Yangian-invariant spin models and Fibonacci numbers

TL;DR

This paper investigates Yangian-invariant supersymmetric spin models, revealing their degeneracy patterns are linked to Fibonacci numbers and grow exponentially, with implications for understanding their spectral structure and connections to anyons.

Contribution

It provides a closed-form expression for the minimum average degeneracy of Yangian-invariant models and connects their spectral levels to generalized Fibonacci numbers and quasi-particle models.

Findings

Minimum average degeneracy grows exponentially with system size.

Degeneracy is significantly higher than in generic models.

Spectral levels relate to an effective quasi-particle model.

Abstract

We study a wide class of finite-dimensional su(m|n)-supersymmetric models closely related to the representations of the Yangian Y(sl(m|n)) labeled by border strips.
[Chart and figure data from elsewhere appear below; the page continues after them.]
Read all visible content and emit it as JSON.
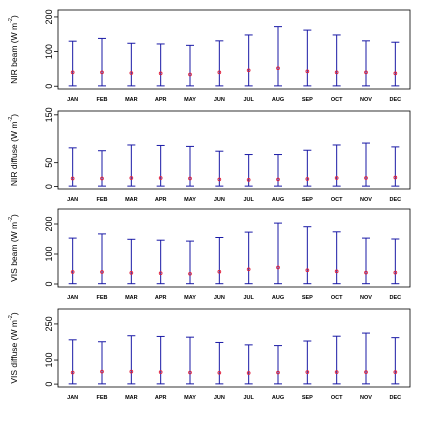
{
  "chart_data": [
    {
      "type": "errorbar",
      "ylabel": "NIR beam (W m",
      "ylabel_sup": "-2",
      "ylabel_close": ")",
      "categories": [
        "JAN",
        "FEB",
        "MAR",
        "APR",
        "MAY",
        "JUN",
        "JUL",
        "AUG",
        "SEP",
        "OCT",
        "NOV",
        "DEC"
      ],
      "mean": [
        40,
        40,
        38,
        37,
        34,
        40,
        46,
        52,
        43,
        40,
        40,
        37
      ],
      "upper": [
        130,
        138,
        124,
        122,
        118,
        131,
        148,
        172,
        162,
        148,
        131,
        127
      ],
      "lower": [
        1,
        1,
        1,
        1,
        1,
        1,
        1,
        1,
        1,
        1,
        1,
        1
      ],
      "yticks": [
        0,
        100,
        200
      ],
      "ylim": [
        -8,
        220
      ]
    },
    {
      "type": "errorbar",
      "ylabel": "NIR diffuse (W m",
      "ylabel_sup": "-2",
      "ylabel_close": ")",
      "categories": [
        "JAN",
        "FEB",
        "MAR",
        "APR",
        "MAY",
        "JUN",
        "JUL",
        "AUG",
        "SEP",
        "OCT",
        "NOV",
        "DEC"
      ],
      "mean": [
        17,
        17,
        18,
        18,
        17,
        15,
        14,
        15,
        16,
        18,
        18,
        19
      ],
      "upper": [
        81,
        75,
        87,
        86,
        84,
        74,
        67,
        67,
        76,
        87,
        91,
        83
      ],
      "lower": [
        1,
        1,
        1,
        1,
        1,
        1,
        1,
        1,
        1,
        1,
        1,
        1
      ],
      "yticks": [
        0,
        50,
        150
      ],
      "ylim": [
        -5,
        158
      ]
    },
    {
      "type": "errorbar",
      "ylabel": "VIS beam (W m",
      "ylabel_sup": "-2",
      "ylabel_close": ")",
      "categories": [
        "JAN",
        "FEB",
        "MAR",
        "APR",
        "MAY",
        "JUN",
        "JUL",
        "AUG",
        "SEP",
        "OCT",
        "NOV",
        "DEC"
      ],
      "mean": [
        40,
        40,
        37,
        36,
        34,
        41,
        49,
        55,
        46,
        42,
        38,
        38
      ],
      "upper": [
        153,
        167,
        149,
        146,
        143,
        155,
        173,
        203,
        191,
        174,
        153,
        150
      ],
      "lower": [
        1,
        1,
        1,
        1,
        1,
        1,
        1,
        1,
        1,
        1,
        1,
        1
      ],
      "yticks": [
        0,
        100,
        200
      ],
      "ylim": [
        -10,
        250
      ]
    },
    {
      "type": "errorbar",
      "ylabel": "VIS diffuse (W m",
      "ylabel_sup": "-2",
      "ylabel_close": ")",
      "categories": [
        "JAN",
        "FEB",
        "MAR",
        "APR",
        "MAY",
        "JUN",
        "JUL",
        "AUG",
        "SEP",
        "OCT",
        "NOV",
        "DEC"
      ],
      "mean": [
        48,
        52,
        52,
        50,
        48,
        47,
        46,
        48,
        50,
        50,
        50,
        50
      ],
      "upper": [
        184,
        176,
        201,
        198,
        195,
        173,
        163,
        160,
        179,
        199,
        212,
        193
      ],
      "lower": [
        1,
        1,
        1,
        1,
        1,
        1,
        1,
        1,
        1,
        1,
        1,
        1
      ],
      "yticks": [
        0,
        100,
        250
      ],
      "ylim": [
        -12,
        312
      ]
    }
  ],
  "colors": {
    "errorbar": "#1a1aa6",
    "mean_marker": "#e0203c",
    "axis": "#000000"
  }
}
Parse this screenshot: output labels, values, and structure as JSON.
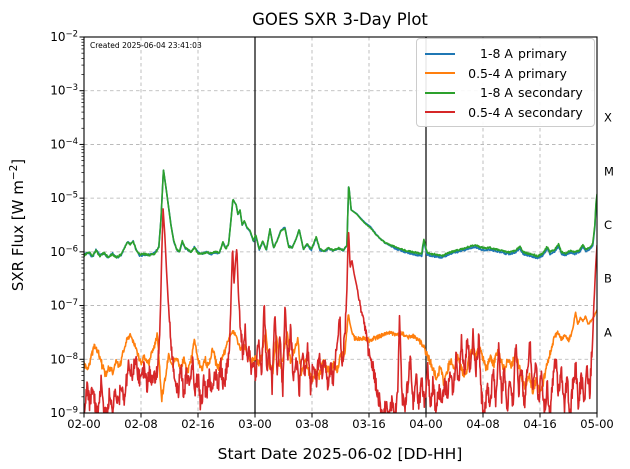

We quantitatively analyze the degree of degeneracy of these models arising from their Yangian invariance, measured by the average degeneracy of the spectrum. We compute in closed form the minimum average degeneracy of any such model, and show that in the non-supersymmetric case it can be expressed in terms of generalized Fibonacci numbers. Using several properties of these numbers, we show that (except in the simpler su(1|1) case) the minimum average degeneracy grows exponentially with the number of spins. We apply our results to several well-known spin chains of Haldane-Shastry type, quantitatively showing that their degree of degeneracy is much higher than expected for a generic Yangian-invariant spin model. Finally, we show that the set of distinct levels of a Yangian-invariant spin model is described by an effective model of quasi-particles. We study this effective model, discussing its connections to one-dimensional anyons and properties of generalized Fibonacci numbers.